Other than that I don’t have any suggestions that haven’t already been stated in this thread.
For short-term events like the one shown in your graph (0.6 seconds), I observe a minor reduction in clock speed accompanied by a minor reduction in supply voltage. No sudden 4x jumps.
Because the P2200 power rating is at the limit of what a PCIe slot can supply (75W), and the fan is tiny, these kind of short-term power or thermal throttling events happen frequently under full load. A good tool for continuous monitoring of these conditions under Windows is TechPowerUp’s GPU-Z. Its graphical output will show a green bar when hitting the power cap, a magenta bar when hitting the thermal cap. You can certainly also monitor with nvidia-smi, as suggested by Robert Crovella.

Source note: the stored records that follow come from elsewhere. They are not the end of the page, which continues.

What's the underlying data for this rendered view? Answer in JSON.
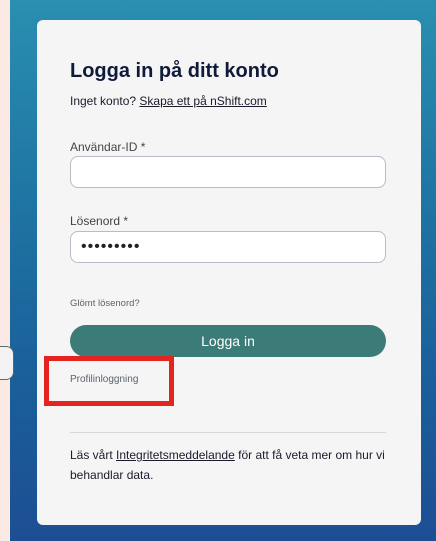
{
  "login": {
    "title": "Logga in på ditt konto",
    "subtitle_prefix": "Inget konto? ",
    "signup_link": "Skapa ett på nShift.com",
    "user_id_label": "Användar-ID",
    "user_id_value": "",
    "password_label": "Lösenord",
    "password_value": "•••••••••",
    "required_marker": "*",
    "forgot_password": "Glömt lösenord?",
    "login_button": "Logga in",
    "profile_login": "Profilinloggning"
  },
  "privacy": {
    "prefix": "Läs vårt ",
    "link": "Integritetsmeddelande",
    "suffix": " för att få veta mer om hur vi behandlar data."
  },
  "colors": {
    "button": "#3b7b78",
    "highlight": "#e42421",
    "background_top": "#2a8fb0",
    "background_bottom": "#1d4e93"
  }
}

Thanks Robert, njuffa. I’ve monitored the performance with GPU-Z on the Quadro P520 and sure enough it says it is hitting the thermal performance limit. Interesting that it hits this limit at 56 deg. Screenshot attached. At least I now know how to respond to any users of our software that notice the solver engine slowing down and speeding up intermittently. Thanks for all you help - it is really appreciated. Greg.
Well, I can see magenta bars in the perf-cap row, but it seems your screenshot shows the GPU while idling, so none of the numeric data displayed shows us much of interest. It would be more interesting if you had two screen shots taken while the app is running, one during a thermal perf-cap event, and one when thermal perf-cap is applied.
A thermal limit of 56 deg C seems abnormally low. Typically, GPUs are configured for a limit around 80 deg C. For example, on my Quadro P2200, thermal slowdown kicks in when the temperature exceeds 82 deg C. And you should see fan speed go to > 95% before that happens. Voltage, clock speed, and fan control is very fine-grained with Pascal-based cards.
What does nvidia-smi -q state about the configured temperature limits? With my Quadro this section looks like so:
Temperature
GPU Current Temp : 82 C
GPU Shutdown Temp : 104 C
GPU Slowdown Temp : 101 C
GPU Max Operating Temp : N/A
Memory Current Temp : N/A
Memory Max Operating Temp : N/A
Check that the GPU’s fan isn’t clogged up with accumulated dust/lint (use a can of compressed air to blow it out, if necessary) and make sure the system enclosure is adequately ventilated. The low-end Quadros do not really blow much hot air out through the slot bracket. Instead much of it gets distributed inside the case. Without proper ventilation, you wind up with high intake temperatures for the GPU. If you are in the Southern Hemisphere, it’s summer there now, so your ambient temperature may already be on the high side.
BTW, I assume your GPU is a Quadro P620. I am not aware of a Quadro P520.
The gpuz snapshot was for several minutes of time encompassing two runs of my test model. Here is are the temperature limits from nvidia-smi -q:
Temperature
GPU Current Temp : 39 C
GPU Shutdown Temp : 102 C
GPU Slowdown Temp : 97 C
GPU Max Operating Temp : 57 C
Memory Current Temp : N/A
Memory Max Operating Temp : N/A
It seems the “GPU Max Operating Temp” is the limiter…
I agree, that seems to be culprit. Does the “Advanced” Tab of GPU-Z show the same limit? GPU-Z shows the available temperature limit range for my GPU as follows:
minimum 65 deg C
default 83 deg C
maximum 98 deg C
In my case the thermal limit is at the default setting of 83 deg C. I am looking at the configuration switches of nvidia-smi but cannot find a switch to set the limit, although it should be configurable.
Very weird. Is this a mobile Quadro in a laptop by any chance? [Speculation:] In that case the GPU cooling solution may use the laptop’s outer shell as a heat sink, and the low temperature limit is required to avoid burns when users actually place the system in their lap.